Red Hat Training

A Red Hat training course is available for Red Hat JBoss Operations Network

9.3. Extended Example: Read-Only Access for Business Users

JBoss ON distinguishes between read permissions and write permissions. Neither read nor write access is implicit to any object or functional area in JBoss ON, which gives administrators some flexibility in where and what access is granted.

The Setup

Example Co. needs some of its management team to be able to read and access JBoss ON data to track infrastructure performance and maintenance, define incident response procedures, and plan equipment upgrades. While these business users need to view JBoss ON information, they should not be able to edit any of the configuration, which is handled by the IT and development departments.
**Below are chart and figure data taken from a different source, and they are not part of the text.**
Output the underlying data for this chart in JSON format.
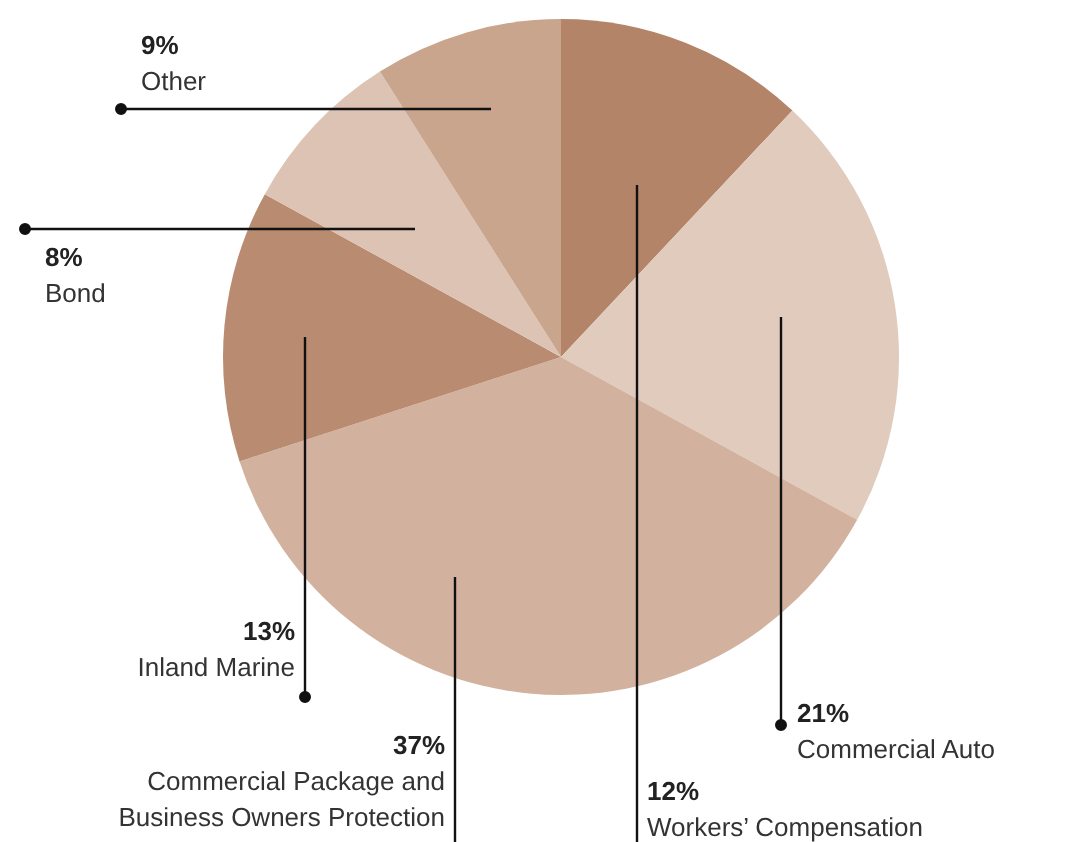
{
  "chart_data": {
    "type": "pie",
    "categories": [
      "Workers’ Compensation",
      "Commercial Auto",
      "Commercial Package and Business Owners Protection",
      "Inland Marine",
      "Bond",
      "Other"
    ],
    "values": [
      12,
      21,
      37,
      13,
      8,
      9
    ],
    "colors": [
      "#b48468",
      "#e0cbbd",
      "#d2b29f",
      "#b98b70",
      "#dcc3b3",
      "#c9a58d"
    ],
    "value_labels": [
      "12%",
      "21%",
      "37%",
      "13%",
      "8%",
      "9%"
    ]
  }
}
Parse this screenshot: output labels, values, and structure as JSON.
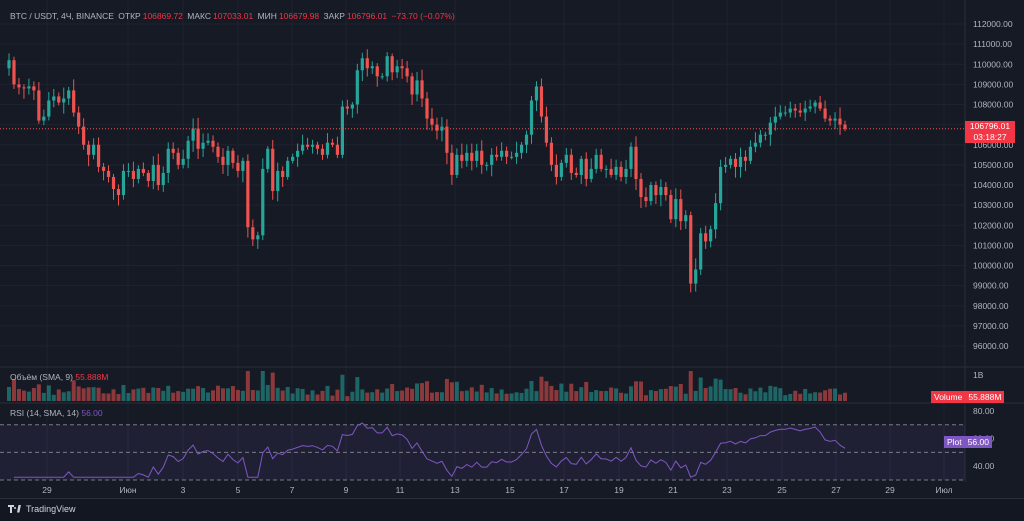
{
  "legend": {
    "symbol": "BTC / USDT, 4Ч, BINANCE",
    "open_label": "ОТКР",
    "open": "106869.72",
    "high_label": "МАКС",
    "high": "107033.01",
    "low_label": "МИН",
    "low": "106679.98",
    "close_label": "ЗАКР",
    "close": "106796.01",
    "change": "−73.70 (−0.07%)"
  },
  "price_axis": [
    "112000.00",
    "111000.00",
    "110000.00",
    "109000.00",
    "108000.00",
    "107000.00",
    "106000.00",
    "105000.00",
    "104000.00",
    "103000.00",
    "102000.00",
    "101000.00",
    "100000.00",
    "99000.00",
    "98000.00",
    "97000.00",
    "96000.00"
  ],
  "price_tag": {
    "price": "106796.01",
    "timer": "03:18:27"
  },
  "volume": {
    "title": "Объём (SMA, 9)",
    "value": "55.888M",
    "axis_label": "1B",
    "tag_name": "Volume",
    "tag_value": "55.888M"
  },
  "rsi": {
    "title": "RSI (14, SMA, 14)",
    "value": "56.00",
    "axis": [
      "80.00",
      "60.00",
      "40.00"
    ],
    "tag_name": "Plot",
    "tag_value": "56.00"
  },
  "time_axis": [
    "29",
    "Июн",
    "3",
    "5",
    "7",
    "9",
    "11",
    "13",
    "15",
    "17",
    "19",
    "21",
    "23",
    "25",
    "27",
    "29",
    "Июл"
  ],
  "footer": {
    "brand": "TradingView"
  },
  "colors": {
    "up": "#26a69a",
    "down": "#ef5350",
    "rsi": "#7e57c2",
    "background": "#161a25"
  },
  "chart_data": {
    "type": "candlestick",
    "price_range": [
      95500,
      112400
    ],
    "candles_close": [
      110200,
      109000,
      108850,
      108800,
      108900,
      108700,
      107200,
      107400,
      108200,
      108400,
      108100,
      108300,
      108700,
      107600,
      106900,
      106000,
      105500,
      106000,
      104900,
      104700,
      104400,
      103800,
      103500,
      104700,
      104700,
      104300,
      104800,
      104600,
      104200,
      105000,
      104000,
      104600,
      105800,
      105600,
      105000,
      105300,
      106200,
      106800,
      105800,
      106100,
      106200,
      105900,
      105400,
      105000,
      105700,
      105100,
      104700,
      105200,
      101900,
      101300,
      101500,
      104800,
      105800,
      103700,
      104700,
      104400,
      105200,
      105400,
      105700,
      106000,
      105900,
      106000,
      105800,
      105500,
      106100,
      106000,
      105500,
      107900,
      107800,
      108000,
      109700,
      110300,
      109800,
      109900,
      109400,
      109400,
      110400,
      109600,
      109900,
      109800,
      109400,
      108500,
      109200,
      108300,
      107300,
      107000,
      106700,
      106900,
      105600,
      104500,
      105500,
      105200,
      105600,
      105200,
      105700,
      105000,
      105000,
      105500,
      105400,
      105700,
      105400,
      105400,
      105600,
      106000,
      106500,
      108200,
      108900,
      107400,
      106100,
      105000,
      104400,
      105100,
      105500,
      104600,
      104500,
      105300,
      104300,
      104800,
      105500,
      104800,
      104800,
      104500,
      104900,
      104400,
      104800,
      105900,
      104300,
      103400,
      103200,
      104000,
      103500,
      103900,
      103500,
      102300,
      103300,
      102200,
      102500,
      99100,
      99800,
      101600,
      101200,
      101800,
      103100,
      104900,
      105000,
      105300,
      104900,
      105400,
      105200,
      105900,
      106100,
      106500,
      106500,
      107100,
      107400,
      107600,
      107600,
      107800,
      107700,
      107600,
      107800,
      107900,
      108100,
      107800,
      107300,
      107200,
      107300,
      107000,
      106796
    ],
    "rsi_range": [
      30,
      85
    ],
    "volume_unit": "M"
  }
}
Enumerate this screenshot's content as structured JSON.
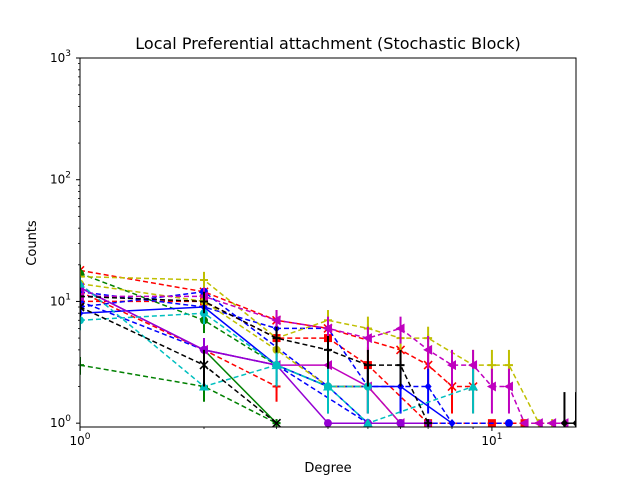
{
  "chart_data": {
    "type": "line",
    "title": "Local Preferential attachment (Stochastic Block)",
    "xlabel": "Degree",
    "ylabel": "Counts",
    "xscale": "log",
    "yscale": "log",
    "xlim": [
      1,
      16
    ],
    "ylim": [
      0.93,
      1000
    ],
    "grid": false,
    "legend": "none",
    "x_ticks": [
      {
        "value": 1,
        "base": "10",
        "exp": "0"
      },
      {
        "value": 10,
        "base": "10",
        "exp": "1"
      }
    ],
    "y_ticks": [
      {
        "value": 1,
        "base": "10",
        "exp": "0"
      },
      {
        "value": 10,
        "base": "10",
        "exp": "1"
      },
      {
        "value": 100,
        "base": "10",
        "exp": "2"
      },
      {
        "value": 1000,
        "base": "10",
        "exp": "3"
      }
    ],
    "series": [
      {
        "color": "#ff0000",
        "dash": true,
        "marker": "square",
        "x": [
          1,
          2,
          3,
          4,
          5,
          7,
          10,
          12
        ],
        "y": [
          10,
          10,
          5,
          5,
          3,
          1,
          1,
          1
        ],
        "err": [
          2,
          2,
          1.5,
          1.5,
          1.2,
          0,
          0,
          0
        ]
      },
      {
        "color": "#ff0000",
        "dash": true,
        "marker": "x",
        "x": [
          1,
          2,
          3,
          4,
          6,
          7,
          8,
          9
        ],
        "y": [
          18,
          12,
          7,
          6,
          4,
          3,
          2,
          2
        ],
        "err": [
          2,
          2,
          1.5,
          1.5,
          1,
          1,
          0.8,
          0.8
        ]
      },
      {
        "color": "#ff0000",
        "dash": true,
        "marker": "plus",
        "x": [
          1,
          2,
          3
        ],
        "y": [
          12,
          4,
          2
        ],
        "err": [
          2,
          1,
          0.5
        ]
      },
      {
        "color": "#008000",
        "dash": true,
        "marker": "circle",
        "x": [
          1,
          2,
          3,
          4,
          5
        ],
        "y": [
          17,
          7,
          3,
          2,
          2
        ],
        "err": [
          3,
          1.5,
          1,
          0.8,
          0.8
        ]
      },
      {
        "color": "#008000",
        "dash": true,
        "marker": "plus",
        "x": [
          1,
          2,
          3
        ],
        "y": [
          3,
          2,
          1
        ],
        "err": [
          0.5,
          0.5,
          0
        ]
      },
      {
        "color": "#008000",
        "dash": false,
        "marker": "plus",
        "x": [
          2,
          3
        ],
        "y": [
          4,
          1
        ],
        "err": [
          1,
          0
        ]
      },
      {
        "color": "#0000ff",
        "dash": true,
        "marker": "circle",
        "x": [
          1,
          2,
          4,
          5,
          6,
          11
        ],
        "y": [
          9,
          12,
          2,
          1,
          1,
          1
        ],
        "err": [
          1.5,
          2,
          0.8,
          0,
          0,
          0
        ]
      },
      {
        "color": "#0000ff",
        "dash": true,
        "marker": "diamond",
        "x": [
          1,
          2,
          3,
          4,
          5,
          6,
          7,
          8
        ],
        "y": [
          12,
          9,
          6,
          6,
          2,
          2,
          2,
          1
        ],
        "err": [
          2,
          2,
          1.5,
          1.5,
          0.8,
          0.8,
          0.8,
          0
        ]
      },
      {
        "color": "#0000ff",
        "dash": false,
        "marker": "diamond",
        "x": [
          1,
          2,
          3,
          4,
          5,
          6,
          8
        ],
        "y": [
          8,
          9,
          3,
          2,
          2,
          2,
          1
        ],
        "err": [
          1.5,
          2,
          1,
          0.8,
          0.8,
          0.8,
          0
        ]
      },
      {
        "color": "#0000ff",
        "dash": true,
        "marker": "plus",
        "x": [
          1,
          2,
          3,
          5,
          6
        ],
        "y": [
          10,
          4,
          3,
          1,
          1
        ],
        "err": [
          1.5,
          1,
          0.8,
          0,
          0
        ]
      },
      {
        "color": "#bfbf00",
        "dash": true,
        "marker": "plus",
        "x": [
          1,
          2,
          3,
          4,
          5,
          6,
          7,
          9,
          10,
          11,
          13,
          14
        ],
        "y": [
          16,
          15,
          5,
          7,
          6,
          5,
          5,
          3,
          3,
          3,
          1,
          1
        ],
        "err": [
          2,
          2.5,
          1.5,
          1.5,
          1.5,
          1.2,
          1.2,
          1,
          1,
          1,
          0,
          0
        ]
      },
      {
        "color": "#bfbf00",
        "dash": true,
        "marker": "circle",
        "x": [
          1,
          2,
          3,
          4,
          5,
          6
        ],
        "y": [
          14,
          10,
          4,
          2,
          2,
          1
        ],
        "err": [
          2,
          2,
          1,
          0.8,
          0.8,
          0
        ]
      },
      {
        "color": "#bf00bf",
        "dash": true,
        "marker": "triangle-left",
        "x": [
          1,
          2,
          3,
          4,
          5,
          6,
          7,
          8,
          9,
          10,
          11,
          12,
          13,
          14,
          15
        ],
        "y": [
          11,
          11,
          7,
          6,
          5,
          6,
          4,
          3,
          3,
          2,
          2,
          1,
          1,
          1,
          1
        ],
        "err": [
          2,
          2,
          1.5,
          1.5,
          1.2,
          1.5,
          1.2,
          1,
          1,
          0.8,
          0.8,
          0,
          0,
          0,
          0
        ]
      },
      {
        "color": "#bf00bf",
        "dash": false,
        "marker": "triangle-left",
        "x": [
          1,
          2,
          3,
          4,
          5,
          6
        ],
        "y": [
          13,
          4,
          3,
          3,
          2,
          1
        ],
        "err": [
          2,
          1,
          0.8,
          0.8,
          0.8,
          0
        ]
      },
      {
        "color": "#9400d3",
        "dash": false,
        "marker": "circle",
        "x": [
          1,
          2,
          3,
          4,
          5,
          6,
          7
        ],
        "y": [
          13,
          4,
          3,
          1,
          1,
          1,
          1
        ],
        "err": [
          2,
          1,
          0.8,
          0,
          0,
          0,
          0
        ]
      },
      {
        "color": "#00bfbf",
        "dash": true,
        "marker": "circle",
        "x": [
          1,
          2,
          3,
          4,
          5
        ],
        "y": [
          7,
          8,
          3,
          2,
          2
        ],
        "err": [
          1.2,
          1.5,
          1,
          0.8,
          0.8
        ]
      },
      {
        "color": "#00bfbf",
        "dash": true,
        "marker": "triangle-up",
        "x": [
          1,
          2,
          3,
          4,
          5,
          9
        ],
        "y": [
          14,
          2,
          3,
          2,
          1,
          2
        ],
        "err": [
          2,
          0,
          0.8,
          0.8,
          0,
          0.8
        ]
      },
      {
        "color": "#000000",
        "dash": true,
        "marker": "plus",
        "x": [
          1,
          2,
          3,
          4,
          5,
          6,
          7
        ],
        "y": [
          11,
          10,
          5,
          4,
          3,
          3,
          1
        ],
        "err": [
          2,
          2,
          1.2,
          1.2,
          1,
          1,
          0
        ]
      },
      {
        "color": "#000000",
        "dash": true,
        "marker": "x",
        "x": [
          1,
          2,
          3
        ],
        "y": [
          9,
          3,
          1
        ],
        "err": [
          1.5,
          1,
          0
        ]
      },
      {
        "color": "#000000",
        "dash": false,
        "marker": "diamond",
        "x": [
          15,
          16
        ],
        "y": [
          1,
          1
        ],
        "err": [
          0.8,
          0.8
        ]
      }
    ]
  }
}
Tim the IT Guy plans to create a special business managers role that will allow users to "see but not touch" the resource configuration.

The Plan

Tim the IT Guy first defines what actions the business users need to perform, and they need to be able to see everything:

  • View resources in the inventory and histories for adding and deleting resources.
  • View monitoring information, including measurements and events.
  • View alerts.
  • View content and bundles and any deployments to resources.
  • View configuration drift.
  • View all resource histories for configuration and operations.
  • View user details to get information for auditing actions.
All of the global permissions relate to creating entries and managing configuration in JBoss ON and the inventory — which none of the business managers need to be able to do. There is one exception: the view users permission, which allows regular users to see the details of other users. That is necessary, because many actions such as running operations and changing resource configuration list what user initiated the action. Being able to view user information is required for adequate auditing of infrastructure changes.
The default selection for roles is for all resource-level permissions to grant read access to users, with the exception of configuration rights, which have no access. Tim the IT Guy decides to grant read-only access to the configuration so that managers can check the configuration history, which could be useful for policy planning. The group has read-only access to all resources and to items like reports.

The Results

Business users are given access to all of the information they need, without being able to change any configuration or inventory accidentally.